Government regulation not a 'big worry' for Comcast's Roberts

Comcast President and CEO Brian Roberts carefully tread around a potential landmine when queried about FCC Chairman Julius Genachowski's avowed plans to apply regulation to broadband Internet.

"I honestly don't believe the government is trying to turn the clocks back and regulate an industry that has grown without government oversight," Roberts said during a morning keynote brunch at The Cable Show in Los Angeles. "I don't think the government is a big worry."

Roberts also said he wasn't overly worried that so-called "cord cutters" were slicing into Comcast's cable TV business because statistics have shown there is "not any real evidence that (consumers) want to get rid of (their) distribution-satellite, cable or phone." At the same time, he said, "our company should be able to serve both" Internet and cable customers.
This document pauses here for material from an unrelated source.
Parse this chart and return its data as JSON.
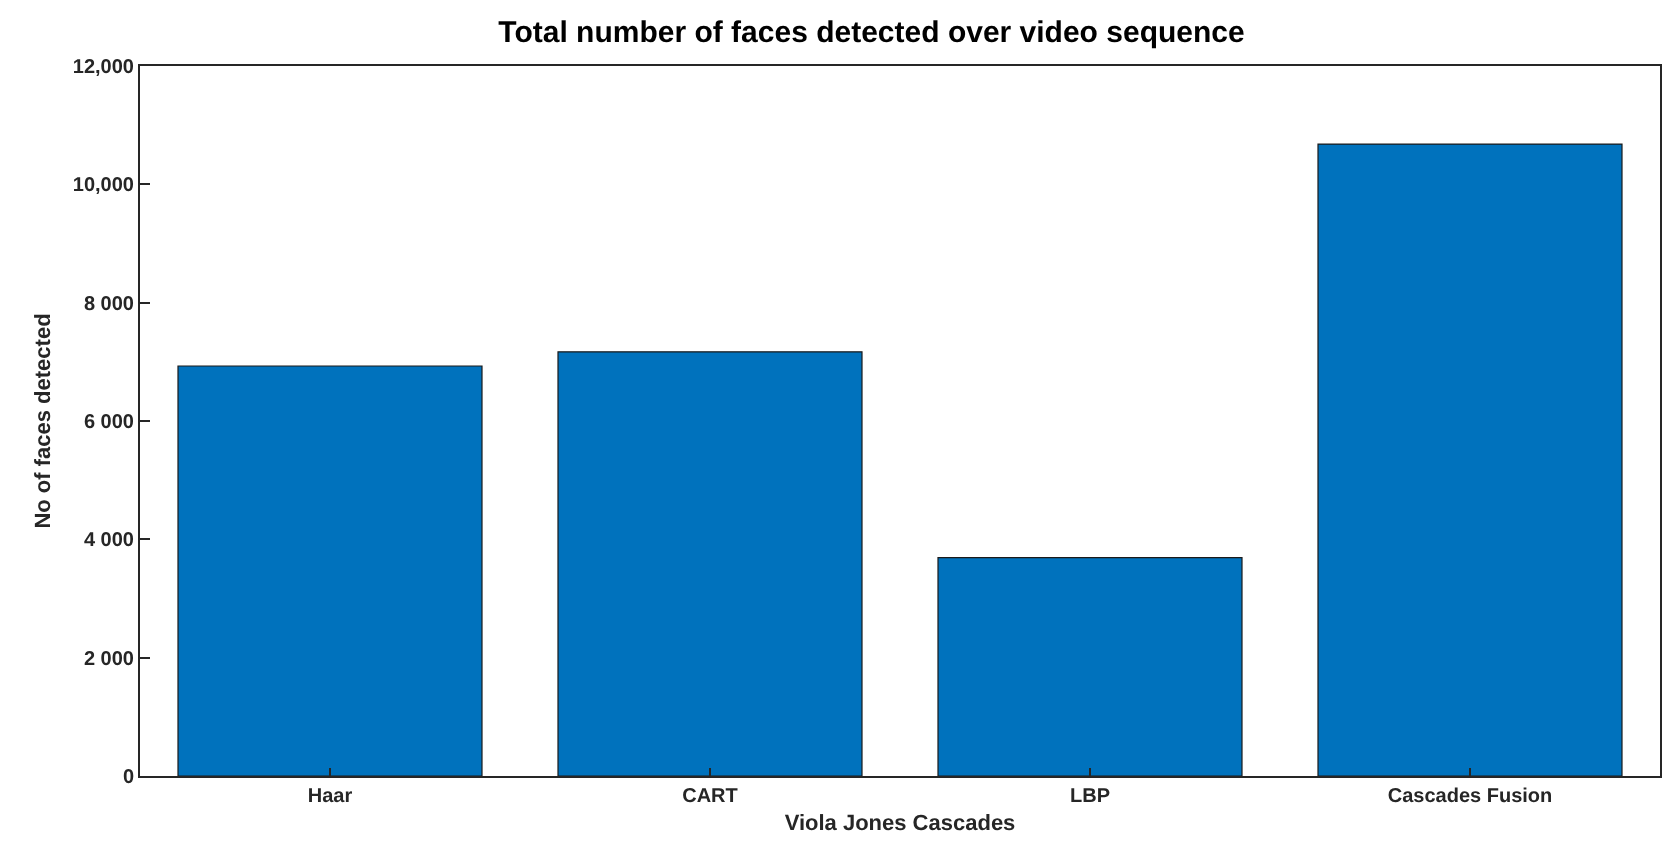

In a relentlessly upbeat conversation sponsored by the NCTA and the Hollywood Radio and Television Society (HRTS) Roberts also emphasized that the acquisition of NBC Universal would not be a culture change for either Comcast or NBC.

"We don't even have a Comcast way, so to speak," the MSO boss said, before conceding that acquiring NBC's broadcast properties will change things for Comcast. "We're still going to be an 80 percent cable company (but) can't be the same company we were for 50 years."